On 8 November 2014, I went to the Science Museum in London to visit
Information Age, their new permanent exhibition about communication and information technologies. I'd been looking forward to it for a while, as I managed to see posters advertising it on almost every visit to the museum over the last year or two. It brings together artefacts from several smaller galleries that I felt had been neglected in recent years, as well as many artefacts not seen in the museum before (some of which would've been too big to exhibit elsewhere).
The gallery seen from the mezzanine, looking towards the front entranceThe exhibition is divided into six broad areas - The Cable (telegraph and undersea cables), The Telephone Exchange, Broadcast (TV and radio), The Constellation (communication satellites), The Cell (mobile phones) and The Web (computing and the Internet). I spent most of my time in The Cable, as I didn't know much about that, and The Web, mainly for the sake of nostalgia. I was there for a couple of hours, and could easily have spent the entire day there.

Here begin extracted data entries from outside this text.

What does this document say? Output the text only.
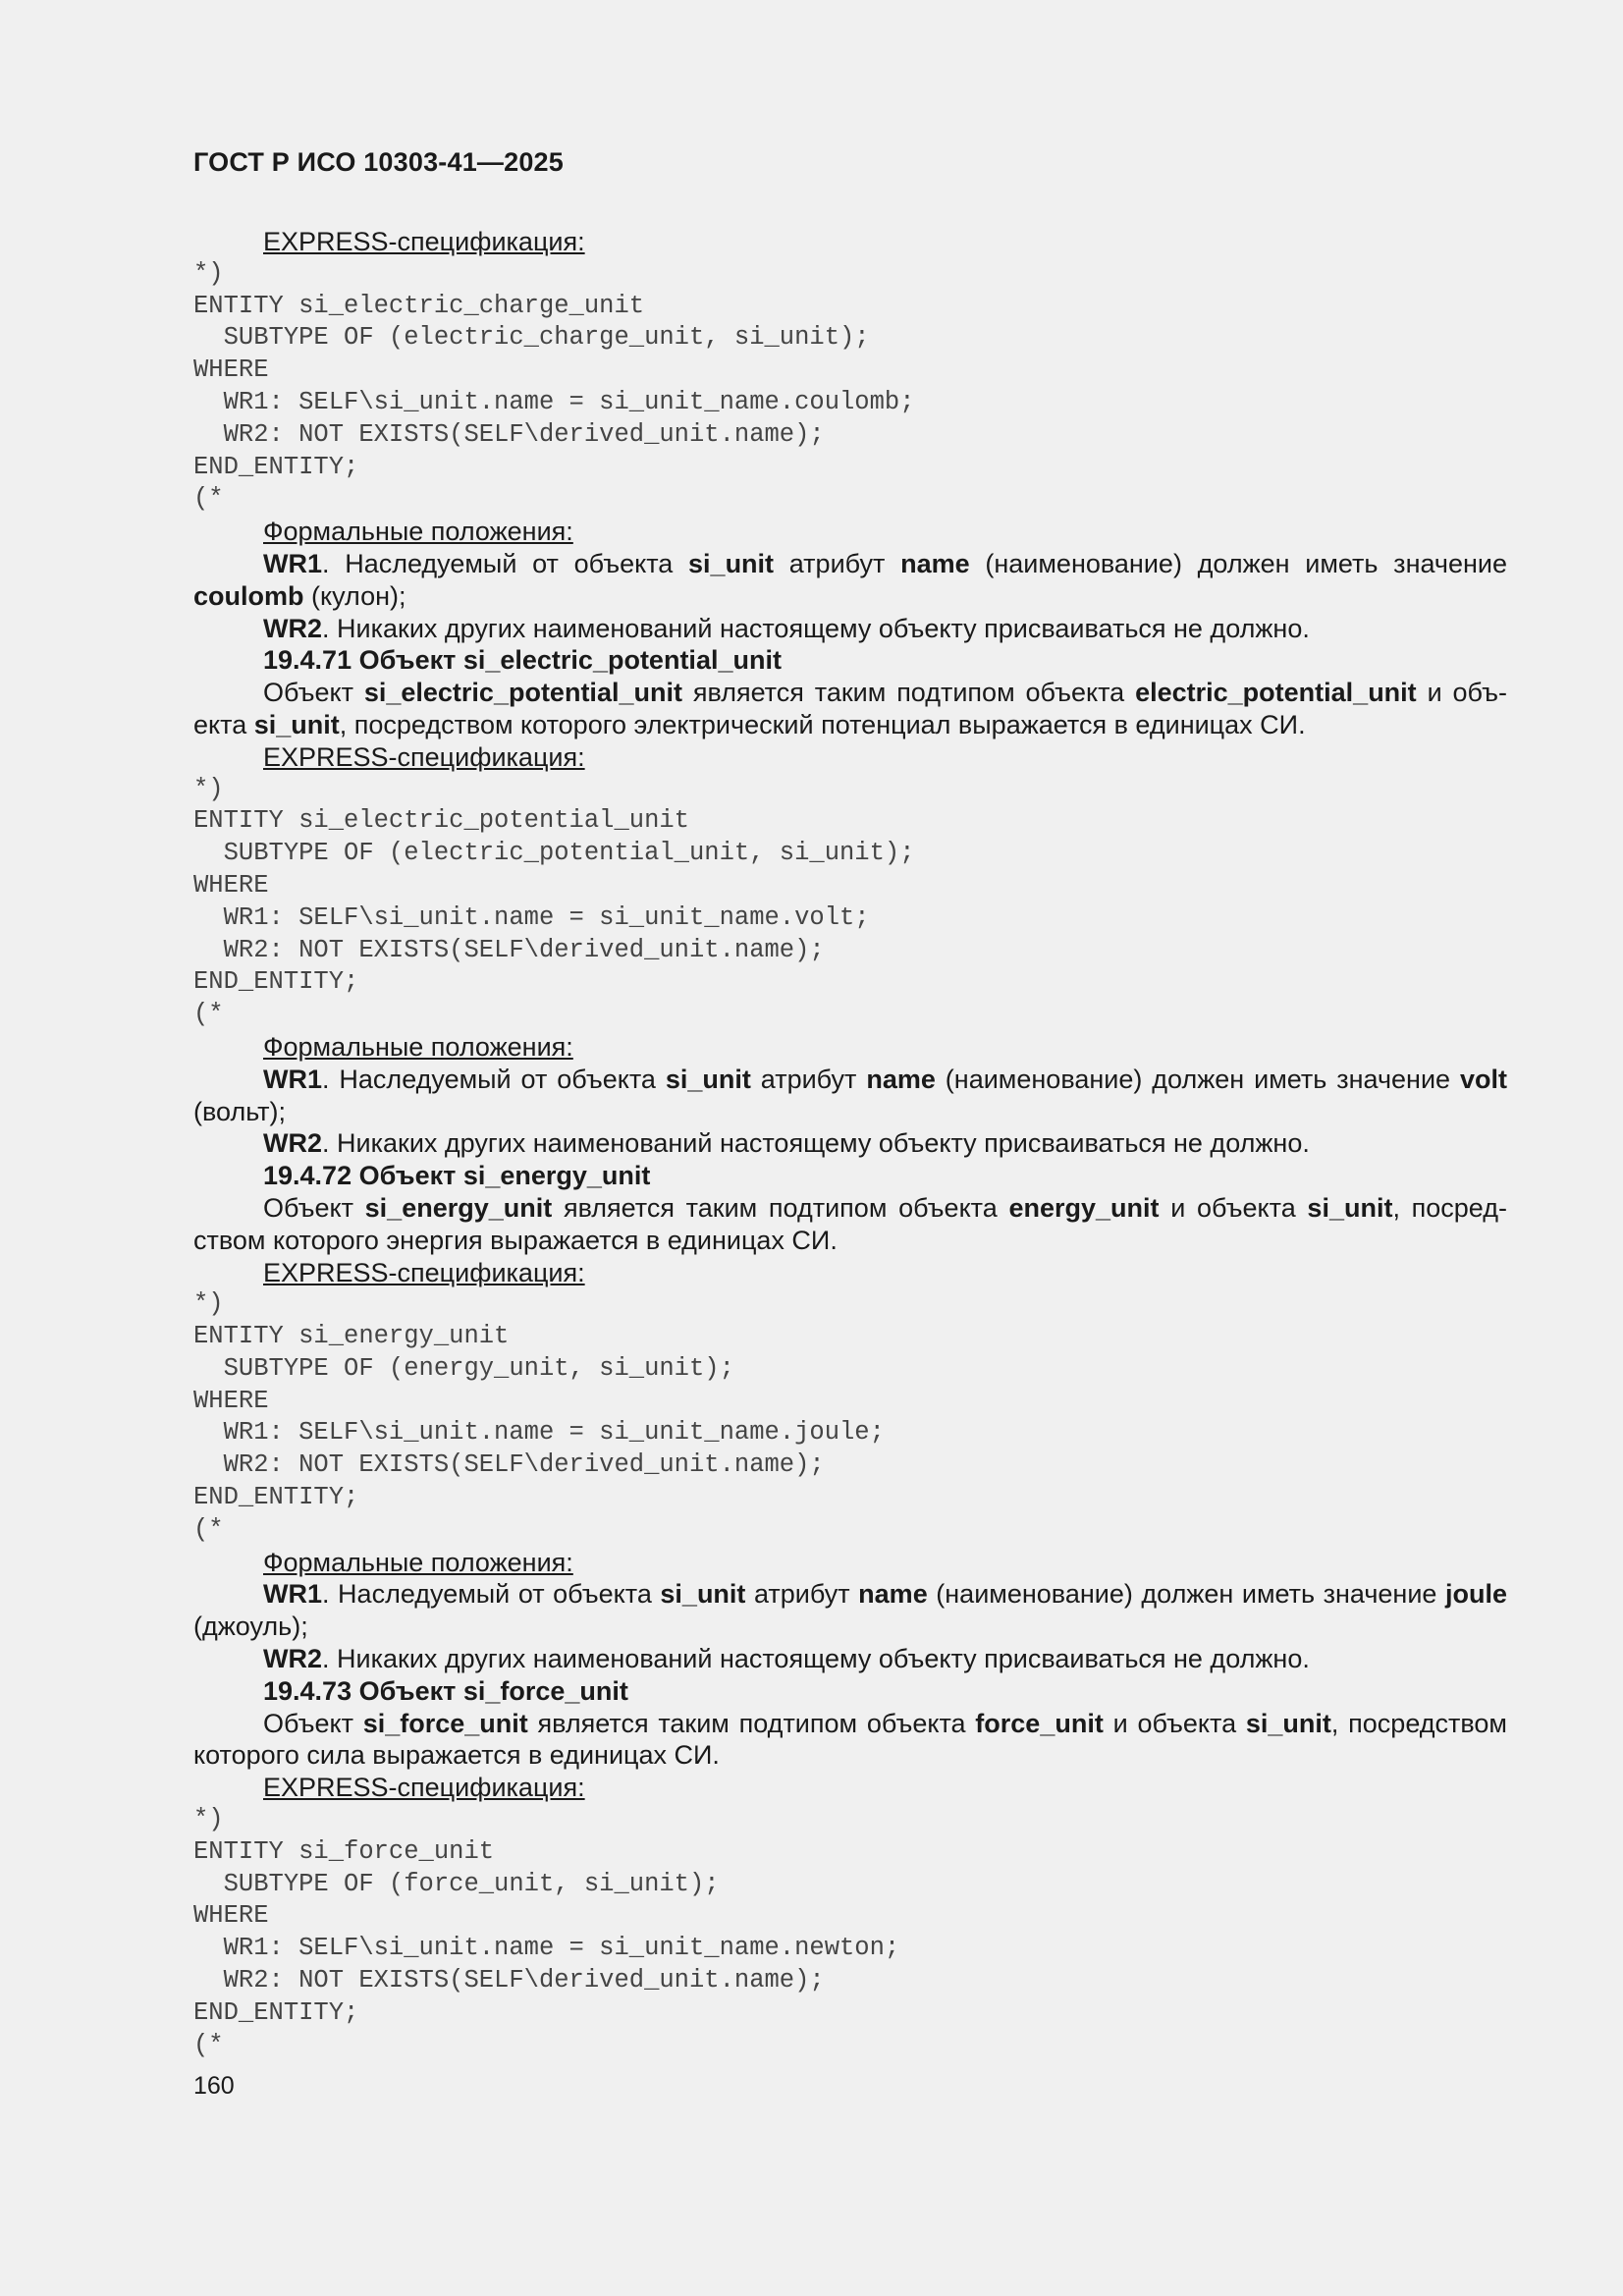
ГОСТ Р ИСО 10303-41—2025
EXPRESS-спецификация:
*)
ENTITY si_electric_charge_unit
SUBTYPE OF (electric_charge_unit, si_unit);
WHERE
WR1: SELF\si_unit.name = si_unit_name.coulomb;
WR2: NOT EXISTS(SELF\derived_unit.name);
END_ENTITY;
(*
Формальные положения:
WR1. Наследуемый от объекта si_unit атрибут name (наименование) должен иметь значение coulomb (кулон);
WR2. Никаких других наименований настоящему объекту присваиваться не должно.
19.4.71 Объект si_electric_potential_unit
Объект si_electric_potential_unit является таким подтипом объекта electric_potential_unit и объекта si_unit, посредством которого электрический потенциал выражается в единицах СИ.
EXPRESS-спецификация:
*)
ENTITY si_electric_potential_unit
SUBTYPE OF (electric_potential_unit, si_unit);
WHERE
WR1: SELF\si_unit.name = si_unit_name.volt;
WR2: NOT EXISTS(SELF\derived_unit.name);
END_ENTITY;
(*
Формальные положения:
WR1. Наследуемый от объекта si_unit атрибут name (наименование) должен иметь значение volt (вольт);
WR2. Никаких других наименований настоящему объекту присваиваться не должно.
19.4.72 Объект si_energy_unit
Объект si_energy_unit является таким подтипом объекта energy_unit и объекта si_unit, посредством которого энергия выражается в единицах СИ.
EXPRESS-спецификация:
*)
ENTITY si_energy_unit
SUBTYPE OF (energy_unit, si_unit);
WHERE
WR1: SELF\si_unit.name = si_unit_name.joule;
WR2: NOT EXISTS(SELF\derived_unit.name);
END_ENTITY;
(*
Формальные положения:
WR1. Наследуемый от объекта si_unit атрибут name (наименование) должен иметь значение joule (джоуль);
WR2. Никаких других наименований настоящему объекту присваиваться не должно.
19.4.73 Объект si_force_unit
Объект si_force_unit является таким подтипом объекта force_unit и объекта si_unit, посредством которого сила выражается в единицах СИ.
EXPRESS-спецификация:
*)
ENTITY si_force_unit
SUBTYPE OF (force_unit, si_unit);
WHERE
WR1: SELF\si_unit.name = si_unit_name.newton;
WR2: NOT EXISTS(SELF\derived_unit.name);
END_ENTITY;
(*
160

The Cable provides a good overview and lots of interesting detail about this industry, revolutionary at the time, but almost forgotten nowadays. An oddity of the layout means that you'll probably see the exhibits about early undersea cables before early land-based telegraphs, even though the latter were invented first.
There was an embarrassing mistake in the construction of the first transatlantic cable in 1858. It was made in two halves, because no single ship was big enough to carry the whole thing. (Brunel's
Great Eastern, which laid several cables, hadn't been built yet.) Two ships set out from Ireland, each carrying half the cable. The plan was that they'd sail to the middle of the Atlantic, join their halves, then sail in opposite directions. Unfortunately, the two halves had been manufactured by two different companies, and the outer layer of the cable's insulation, consisting of iron wires that coiled around the inner part, turned in opposite directions. Without some clever splicing, the two lots of insulation would tend to unwind one another. As it happened, the cable failed after about three weeks anyway - the physics of long transmission lines weren't well-understood at the time, and one of the company's senior engineers insisted on driving it at high voltage, which caused the insulation to break down.
The Web has several landmark computers (the Pilot ACE, part of an IBM System/360, part of a CDC 6600, an Altair 8800, a ZX81, the NeXT workstation that ran the first website at CERN, and one of Google's first server racks), as well as some rather more obscure machines. Chief among these is part of a
BESM, a Soviet supercomputer intended as a rival to the CDC 6600. I was amused to learn that "BESM" is an abbreviation for the Russian for "large electronically computing machine".
I would happily have spent another couple of hours here, but wanted to see what was new in the rest of the museum, so will probably go back at some point.